Eric Bischoff Reveals What His Schedule Was Like On WCW TV Nights


During a recent appearance on “The Sarah O’Connell Show”, Eric Bischoff commented on his time in WCW, the “Shockmaster” and more. You can check out some highlights and a video of the interview below:

On the Shockmaster: “The Shockmaster, yeah. Fred Ottman still shows up at comic-cons and autograph signings with the Shockmaster gimmick, and people still remember that moment. That was a Dusty Rhodes idea. That was not my idea, God bless him. His birthday was just the other day, so we’re not going to let you forget that even on your birthday. Rest in peace, my friend.”

On what his schedule was on TV nights in WCW: “It was always a little bit different depending on what city we were in. Most often I would get to the arena by 11 o’clock in the morning or noon, and we would have a production meeting where everyone would get together and walk through the format that we had worked on the week before. Make sure there weren’t any issues, such as injuries, missed flights or contract issues. We’d make sure everyone in production was completely clear in what we want to achieve, then we’d meet with the talent and make sure they knew what we wanted from the matches and see if they had any better ideas or concerns. That would usually take us to three or four o’clock. Throughout the day, we’d be doing interviews, pre-tape scenes, and things that would be rolled into the show later on. We would generally be producing those until about showtime, and then once showtime hit the action would be going on in the ring but we generally had backstage elements that were live in addition to the pre-tape interviews, so that all took place. Once the show wrapped, we were done.”

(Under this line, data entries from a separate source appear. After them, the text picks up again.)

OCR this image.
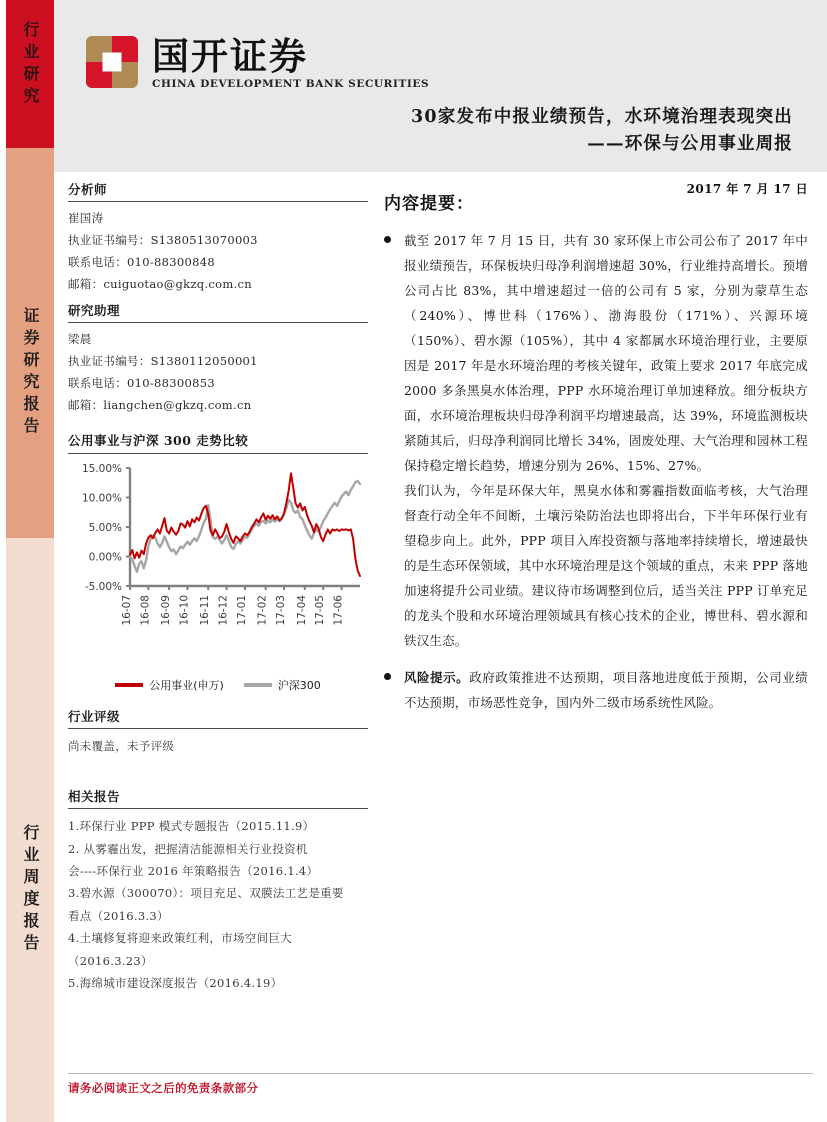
行业研究
证券研究报告
行业周度报告
国开证券
CHINA DEVELOPMENT BANK SECURITIES
30家发布中报业绩预告，水环境治理表现突出
——环保与公用事业周报
分析师
崔国涛
执业证书编号：S1380513070003
联系电话：010-88300848
邮箱：cuiguotao@gkzq.com.cn
研究助理
梁晨
执业证书编号：S1380112050001
联系电话：010-88300853
邮箱：liangchen@gkzq.com.cn
公用事业与沪深 300 走势比较
-5.00%
0.00%
5.00%
10.00%
15.00%
16-07 16-08 16-09 16-10 16-11 16-12 17-01 17-02 17-03 17-04 17-05 17-06
公用事业(申万)	沪深300
行业评级
尚未覆盖，未予评级
相关报告
1.环保行业 PPP 模式专题报告（2015.11.9）
2. 从雾霾出发，把握清洁能源相关行业投资机
会----环保行业 2016 年策略报告（2016.1.4）
3.碧水源（300070）：项目充足、双膜法工艺是重要
看点（2016.3.3）
4.土壤修复将迎来政策红利，市场空间巨大
（2016.3.23）
5.海绵城市建设深度报告（2016.4.19）
2017 年 7 月 17 日
内容提要：
截至 2017 年 7 月 15 日，共有 30 家环保上市公司公布了 2017 年中报业绩预告，环保板块归母净利润增速超 30%，行业维持高增长。预增公司占比 83%，其中增速超过一倍的公司有 5 家，分别为蒙草生态（240%）、博世科（176%）、渤海股份（171%）、兴源环境（150%）、碧水源（105%），其中 4 家都属水环境治理行业，主要原因是 2017 年是水环境治理的考核关键年，政策上要求 2017 年底完成 2000 多条黑臭水体治理，PPP 水环境治理订单加速释放。细分板块方面，水环境治理板块归母净利润平均增速最高，达 39%，环境监测板块紧随其后，归母净利润同比增长 34%，固废处理、大气治理和园林工程保持稳定增长趋势，增速分别为 26%、15%、27%。
我们认为，今年是环保大年，黑臭水体和雾霾指数面临考核，大气治理督查行动全年不间断，土壤污染防治法也即将出台，下半年环保行业有望稳步向上。此外，PPP 项目入库投资额与落地率持续增长，增速最快的是生态环保领域，其中水环境治理是这个领域的重点，未来 PPP 落地加速将提升公司业绩。建议待市场调整到位后，适当关注 PPP 订单充足的龙头个股和水环境治理领域具有核心技术的企业，博世科、碧水源和铁汉生态。
风险提示。政府政策推进不达预期，项目落地进度低于预期，公司业绩不达预期，市场恶性竞争，国内外二级市场系统性风险。
请务必阅读正文之后的免责条款部分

On how far in advance they planned storylines: “Generally speaking we would look out four weeks to the pay-per-view and work our way backwards from there. Now, things would happen and change. Somebody may get hurt, we may come up with a better idea for a storyline, there may be contract issues, there’s a lot of things that can happen in between. We might try something that you think was going to work, but then it didn’t work that well, so you go back and readjust. But generally speaking, we’d look out four weeks and work backwards. Sometimes, depending on the storyline and talent involved, for instance with Sting, we worked 12 months in advance. I’m not gonna lie, we didn’t go “We”re gonna start this today and then 12 months later it’s going to end,” but we went into it knowing it was open-ended. So, we kept it open and as we got deeper into it we realized it could sustain itself easily, so we were in no rush to end that [Crow Sting] storyline.”